Why I Do What I Do: Parents have asked them to train their kids to behave like their dogs

Why I do what I do is a weekly series where we showcase uncommon professions and what it takes to go down that career path. In this episode, we feature Ashley and Shi Ting who are dog trainers. While most people interact with fellow humans at work on a daily basis, the doggos are their clients. We find out how the duo left their desk jobs and turned their hobby into a career, and share their beliefs and debunk common misconceptions about dog training.

Posted by AsiaOne on Thursday, March 5, 2020

Their dogs are so 'guai' parents have asked them to train their kids to behave

Why I Do What I Do is an original AsiaOne series where we showcase people with uncommon professions and what it takes to get there.

Dog-trainers Ashley Chen and Yan Shi Ting, both 33, have had friends asking if they could train their kids to be as well-behaved as their dogs. 

"Whenever I'm with my friends, especially those with kids, they'll ask me the same thing, 'can you please train my kids to be the same as your dogs?', laughed Ashley.

And she's not about to turn them away. She said: "If you follow the same training structure and mindset of how they should behave, it is the same."

Leaving their desk-bound jobs as designers five years ago, Ashley and Shi Ting shared how they turned their side hustle into a full-time job.

Said Ashley: "Initially, we started offering dog services to owners, such as boarding, grooming and also selling retail products.

"Along the way, owners started to ask us questions like, 'how do I get my dog to be the same as your dogs?', and they also started to seek advice on dog behaviour issues."

To better equip themselves at answering such queries, Ashley and Shi Ting would join seminars to learn different training skills from other trainers. They'd then apply the different methods with their pack of dogs — 10 of them, to be exact.

I can't even handle one toy poodle at home, let alone care for such a large pack.
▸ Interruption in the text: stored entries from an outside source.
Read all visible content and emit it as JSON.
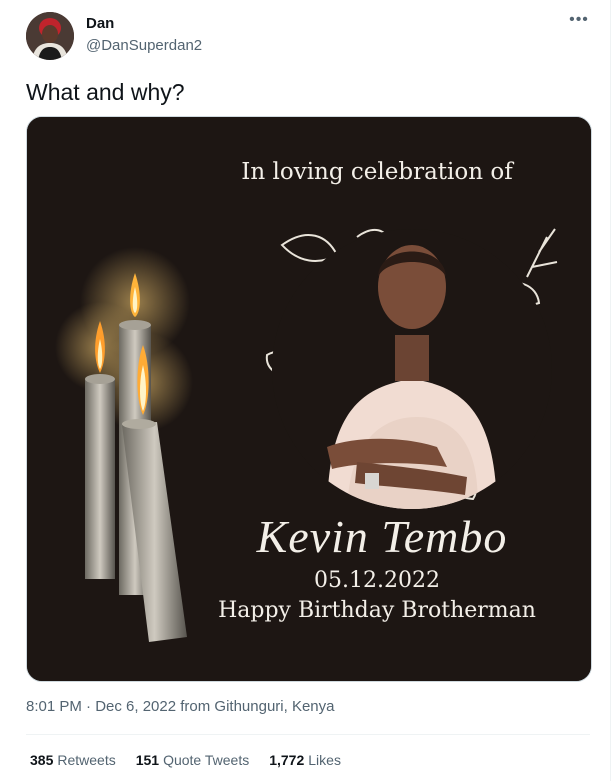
{
  "author": {
    "name": "Dan",
    "handle": "@DanSuperdan2"
  },
  "tweet": {
    "text": "What and why?",
    "meta": "8:01 PM · Dec 6, 2022 from Githunguri, Kenya"
  },
  "media": {
    "headline": "In loving celebration of",
    "person_name": "Kevin Tembo",
    "date": "05.12.2022",
    "message": "Happy Birthday Brotherman"
  },
  "stats": {
    "retweets_count": "385",
    "retweets_label": "Retweets",
    "quotes_count": "151",
    "quotes_label": "Quote Tweets",
    "likes_count": "1,772",
    "likes_label": "Likes"
  },
  "more_icon": "more-horizontal-icon"
}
But seeing how guai (obedient) the dogs are, I can't help but ask them for their secret. 


As a dog owner, I've read that positive reinforcement works best on dogs. This entails offering them treats after performing a trick or when they behave well. 

But Shi Ting begs to defer — she believes the owner has to be the biggest motivating factor for the dog instead of a treat or a toy.

She said: "The main struggle is having the owners believe that we cannot use treats or toys to get the dogs to listen to us...because they don't see how this can work with their dogs."

Another controversial training method the duo uses is electronic collars (e-collar), which is usually perceived as harmful to the dogs' physical and emotional health. Quick to clear the misconception, Ashley asked if we wanted to try how the stimulation feels like.

Testing out the e-collar
PHOTO: AsiaOne

She placed the e-collar on our palms and gradually increased the frequency starting from level one. It wasn't until level 14 that I felt a slight tingling sensation — almost like a mild onset of pins and needles — and it didn't hurt one bit. The stimulation levels used for dogs are usually on a lower range, from level one to a maximum of four.

Shi Ting emphasised: "We see the e-collar as a very powerful tool. Using very low stimulation on the dogs to get them to engage with us, [is better than] having the dogs choke themselves while pulling on the leash."

Their most popular training programme is the 14-day board and train, where the dogs-in-training will stay with them for a full two weeks to learn basic obedience commands, leash-free walking, proper greeting manners and more.

All while being trained in a busy outdoor environment, so that they'll continue to perform well despite the distractions.

PHOTO: AsiaOne/Melissa Goh

The most amusing command they'd have to learn would be "place", where the dogs will have to rest in a spot without moving until the command is recalled. Most times, the dogs will lie comfortably or even fall soundly asleep.


Ashley and Shi Ting have since trained more than 50 dogs in their board-and-train programme, and have turned down a few odd requests, including teaching a dog how to pee in a toilet bowl and owners who have pushed the responsibilities of training a dog to their helpers.

The most fulfilling thing about their job, however, is when they see the dogs working in sync with their owners and calmly enjoying their time outside, especially for dogs that were initially fearful or suffering from anxiety.

PHOTO: AsiaOne/Melissa Goh

"When their faces light up, it's like they are telling me, 'I'm fine and I'm enjoying this'. It's always a joy to see them running around, which they couldn't do in the past," said Ashley.

They believe that not all dogs need to go through training, but all owners must know how to communicate with their dogs. 

"Without communication, there won't be engagement with the dogs." Said Shi Ting.